Jenny Erpenbeck’s “Kairos,” a novel about a torrid love affair in the final years of East Germany, won on Tuesday the International Booker Prize, the renowned award for fiction translated into English.
Erpenbeck shares the award of 50,000 British pounds (about $63,500) with Michael Hofmann, who translated the book into English. The pair received the prize during a ceremony at the Tate Modern art museum in London.
After receiving the award, the pair seemed lost for words. Erpenbeck thanked her family, and Hofmann thanked Erpenbeck: “I want to thank Jenny for her trust in me,” he said. “Er, that’s about the size of it.”
Eleanor Wachtel, the chair of the judges, said in a news conference that “Kairos” was more than a simple evocation of a romance. The “self-absorption of the lovers” — a student and a 50-something novelist — and “their descent into a destructive vortex” tracks the history of East Germany before the collapse of the Berlin Wall, she said.

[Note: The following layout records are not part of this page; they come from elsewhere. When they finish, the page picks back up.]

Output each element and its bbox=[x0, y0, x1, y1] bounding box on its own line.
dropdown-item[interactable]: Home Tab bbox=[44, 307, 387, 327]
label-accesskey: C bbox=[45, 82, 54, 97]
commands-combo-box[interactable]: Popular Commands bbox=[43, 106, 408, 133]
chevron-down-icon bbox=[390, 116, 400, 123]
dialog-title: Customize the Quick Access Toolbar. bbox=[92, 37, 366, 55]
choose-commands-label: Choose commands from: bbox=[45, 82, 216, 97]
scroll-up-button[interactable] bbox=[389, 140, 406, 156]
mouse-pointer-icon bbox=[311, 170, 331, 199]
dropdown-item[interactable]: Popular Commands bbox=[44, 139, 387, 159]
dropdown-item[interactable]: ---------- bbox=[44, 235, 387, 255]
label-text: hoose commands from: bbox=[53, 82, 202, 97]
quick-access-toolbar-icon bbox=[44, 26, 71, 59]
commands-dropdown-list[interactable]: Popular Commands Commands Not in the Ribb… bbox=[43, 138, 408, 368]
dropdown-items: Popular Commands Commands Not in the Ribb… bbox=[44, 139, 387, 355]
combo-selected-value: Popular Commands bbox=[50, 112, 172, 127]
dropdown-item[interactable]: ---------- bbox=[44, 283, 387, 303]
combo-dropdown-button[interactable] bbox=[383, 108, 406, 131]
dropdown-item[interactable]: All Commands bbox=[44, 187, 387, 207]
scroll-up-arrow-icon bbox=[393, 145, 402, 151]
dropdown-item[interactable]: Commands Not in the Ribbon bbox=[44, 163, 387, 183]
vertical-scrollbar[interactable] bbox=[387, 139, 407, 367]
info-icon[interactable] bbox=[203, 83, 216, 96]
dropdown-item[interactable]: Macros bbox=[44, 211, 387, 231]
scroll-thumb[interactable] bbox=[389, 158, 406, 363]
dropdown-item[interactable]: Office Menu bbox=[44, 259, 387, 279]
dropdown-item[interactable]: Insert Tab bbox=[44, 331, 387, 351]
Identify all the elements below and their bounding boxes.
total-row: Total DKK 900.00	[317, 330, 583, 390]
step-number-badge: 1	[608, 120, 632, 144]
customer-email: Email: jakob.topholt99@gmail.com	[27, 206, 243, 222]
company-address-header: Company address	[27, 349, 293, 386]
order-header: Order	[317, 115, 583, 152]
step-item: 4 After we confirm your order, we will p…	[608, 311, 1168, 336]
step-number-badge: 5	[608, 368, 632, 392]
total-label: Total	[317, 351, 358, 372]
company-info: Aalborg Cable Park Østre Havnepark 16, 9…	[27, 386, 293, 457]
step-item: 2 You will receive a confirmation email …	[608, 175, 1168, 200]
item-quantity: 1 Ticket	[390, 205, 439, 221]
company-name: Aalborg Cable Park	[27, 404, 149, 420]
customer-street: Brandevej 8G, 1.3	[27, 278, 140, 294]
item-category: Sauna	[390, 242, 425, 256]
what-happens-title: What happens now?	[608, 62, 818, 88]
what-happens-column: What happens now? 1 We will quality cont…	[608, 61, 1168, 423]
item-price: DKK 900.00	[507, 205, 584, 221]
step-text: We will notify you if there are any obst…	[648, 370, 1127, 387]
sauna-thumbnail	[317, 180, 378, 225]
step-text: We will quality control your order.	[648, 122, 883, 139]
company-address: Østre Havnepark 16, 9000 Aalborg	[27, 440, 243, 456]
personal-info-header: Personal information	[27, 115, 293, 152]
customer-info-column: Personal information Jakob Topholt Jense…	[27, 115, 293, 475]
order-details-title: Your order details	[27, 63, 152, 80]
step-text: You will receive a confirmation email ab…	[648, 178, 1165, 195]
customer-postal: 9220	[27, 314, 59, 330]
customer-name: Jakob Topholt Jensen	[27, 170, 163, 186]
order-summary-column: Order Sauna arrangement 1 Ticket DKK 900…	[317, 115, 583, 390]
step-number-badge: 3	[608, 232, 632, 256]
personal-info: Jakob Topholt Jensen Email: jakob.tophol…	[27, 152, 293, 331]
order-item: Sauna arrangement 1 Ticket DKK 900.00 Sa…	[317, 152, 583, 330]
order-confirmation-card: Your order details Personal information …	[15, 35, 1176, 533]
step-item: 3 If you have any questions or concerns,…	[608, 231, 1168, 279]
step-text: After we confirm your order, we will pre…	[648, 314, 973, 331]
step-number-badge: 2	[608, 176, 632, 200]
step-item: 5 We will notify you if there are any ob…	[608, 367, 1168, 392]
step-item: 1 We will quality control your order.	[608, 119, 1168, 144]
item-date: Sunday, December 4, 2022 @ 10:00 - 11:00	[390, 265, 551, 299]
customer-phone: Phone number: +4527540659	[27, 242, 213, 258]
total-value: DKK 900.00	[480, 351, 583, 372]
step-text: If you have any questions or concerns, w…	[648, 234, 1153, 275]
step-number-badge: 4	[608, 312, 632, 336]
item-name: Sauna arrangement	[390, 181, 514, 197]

Like that country, Wachtel added, the couple’s relationship “starts with optimism and trust, then unravels so badly.”
“What makes ‘Kairos’ so unusual is that it’s both beautiful and uncomfortable, personal and political, psychological and very moving,” Wachtel said. The judging panel deliberated for half an hour before deciding to give “Kairos” the prize, she added.
“Kairos” beat five other shortlisted titles, including Jente Posthuma’s “What I’d Rather Not Think About,” translated from Dutch by Sarah Timmer Harvey, about a woman grieving her twin brother, and Hwang Sok-yong’s “Mater 2-10,” translated from Korean by Sora Kim-Russell and Youngjae Josephine Bae, which traces North and South Korean history through a family of railway workers.
After its publication in English last year, some reviewers praised “Kairos” as the latest novel to suggest Erpenbeck could be a future winner of the Nobel Prize in literature. Dwight Garner, in The New York Times, said that Erpenbeck was “among the most sophisticated and powerful novelists we have.” “Kairos,” he added, was so moving it had “a subterranean force.”
“I don’t generally read the books I review twice,” Garner said, “but this one I did.”
Established in 2005, the International Booker Prize is separate from the Booker Prize, which recognizes fiction written in English. Originally awarded for a writer’s entire body of work, in 2016 the international prize became an annual award for the best novel translated into English. Past winners have included Han Kang’s “The Vegetarian,” translated from Korean by Deborah Smith, and Olga Tokarczuk’s “Flights,” translated from Polish by Jennifer Croft.
Erpenbeck is the first German novelist to win the award, while Hofmann is the first male translator to receive the honor.
Erpenbeck, 57, grew up in Berlin in what was then the German Democratic Republic, or East Germany, and the country has provided either a setting or context for much of her fiction, including 2017’s “Go, Went, Gone” about a professor befriending a group of African refugees in present day Berlin.
In a recent interview with the Times, Erpenbeck said that the tumult around the Berlin Wall’s collapse led to her becoming a writer, as she grappled with what it meant to lose “the system that I knew, that I grew up in.”
Stories about the fall of the Berlin Wall focus on the idea of freedom, Erpenbeck said in a recent interview for the Booker Prize’s website, but that was “not the only” story that could be told.
“Kairos,” she added, was “also about what follows the happy end.”